2 Nov 2019

Director Hamish Bennett celebrates country values in new film Bellbird

From Saturday Morning, 9:07 am on 2 November 2019

Rural Kiwi characters rarely seen on-screen take centre stage in the new film Bellbird, directed by Northland primary school teacher Hamish Bennett.

He tells Kim Hill that it's the humble, hardworking people he grew up around that appeal to him and these people he wants to celebrate.

Hamish Bennett

Hamish Bennett Photo: supplied

Bellbird tells the story of taciturn dairy farmer Ross (Marshall Napier) struggling to cope with the sudden death of his wife Beth (Annie Whittle) while building a relationship with his son Bruce (Cohen Holloway).

Bennett shot the film on a working dairy farm in Northland just 10km up the road from Tauraroa, where he grew up.

The Ross and Beth characters (first seen in Bennett's 2015 short film Ross and Beth) were inspired by a couple who lived next door when he was a child, he says.

Like Beth, Bennett's former neighbour did an equal share of the farming and acted as frontperson of the family.

"[Our neighbours] never had a lot of lovely things to say to each other, yet you knew under all that banter there was a real depth of loyalty and dependence and love for one another."

Bennett's 2011 short film The Dump was also inspired by a real-life local character –  a man named Rex who still works at the dump near where Bennett grew up.

"He's just so proud of what he does… and I think there's real dignity there and those are the kinds of people I want to celebrate."

The farm Bellbird was filmed on belongs to family friends and Bennett says that he personally knows every extra that appears on-screen, including his mum who plays the ukulele on the porch in one scene.

"She just turned up with the ukulele when we were filming and I was like 'Oh, alright, we'll get a bit of this going'.

In the film, Kiwi-Australian actor Marshall Napier communicated an impressive amount with the limited dialogue he was given to work with, Bennett says.

"[Napier was] able to show that this man is grieving just as much as the next person, this man is struggling with emotion just as much as anyone else. Having to do that without words is such a tough ask."

The Bellbird cast also includes corrections worker Stephen Tamapara (who plays the rural vet Clem), Northland-raised actor Rachel House (Connie) and 11-year old newcomer Kahukura Retimana (Marley).

Kahukura had never acted before, and came to the audition room with his cousin who was auditioning, Bennett says.

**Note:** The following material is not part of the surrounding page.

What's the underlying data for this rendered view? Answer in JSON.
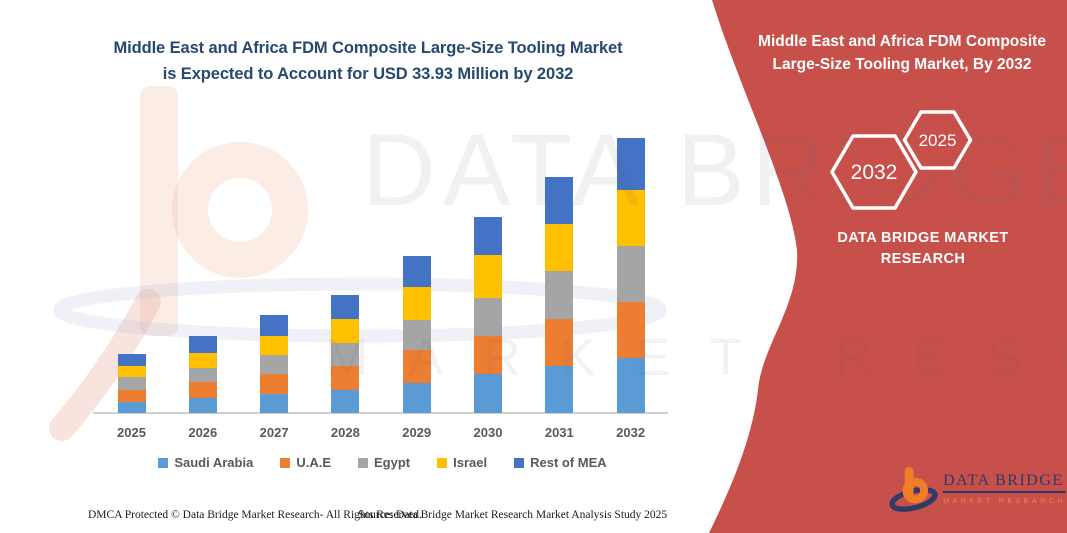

"I'm a better actor than him," he said to the casting director, being cheeky. She gave him a go at improvising and he won the part.

Bennett second feature script – which he's currently writing in the evenings – is set in Samoa but will have a similar tone to Bellbird, he says.

Passionate as he is about filmmaking, Bennett still loves teaching and will try and do both for as long as possible.

"Teaching is a really lovely profession… there's something quite tangible about spending a year in a class with kids and seeing where they start and where they end up. There's something inherently really rewarding about that."

Bellbird opens at cinemas around the country on 7 November.

In a first for a New Zealand film, te reo Māori subtitles will be available for some screenings.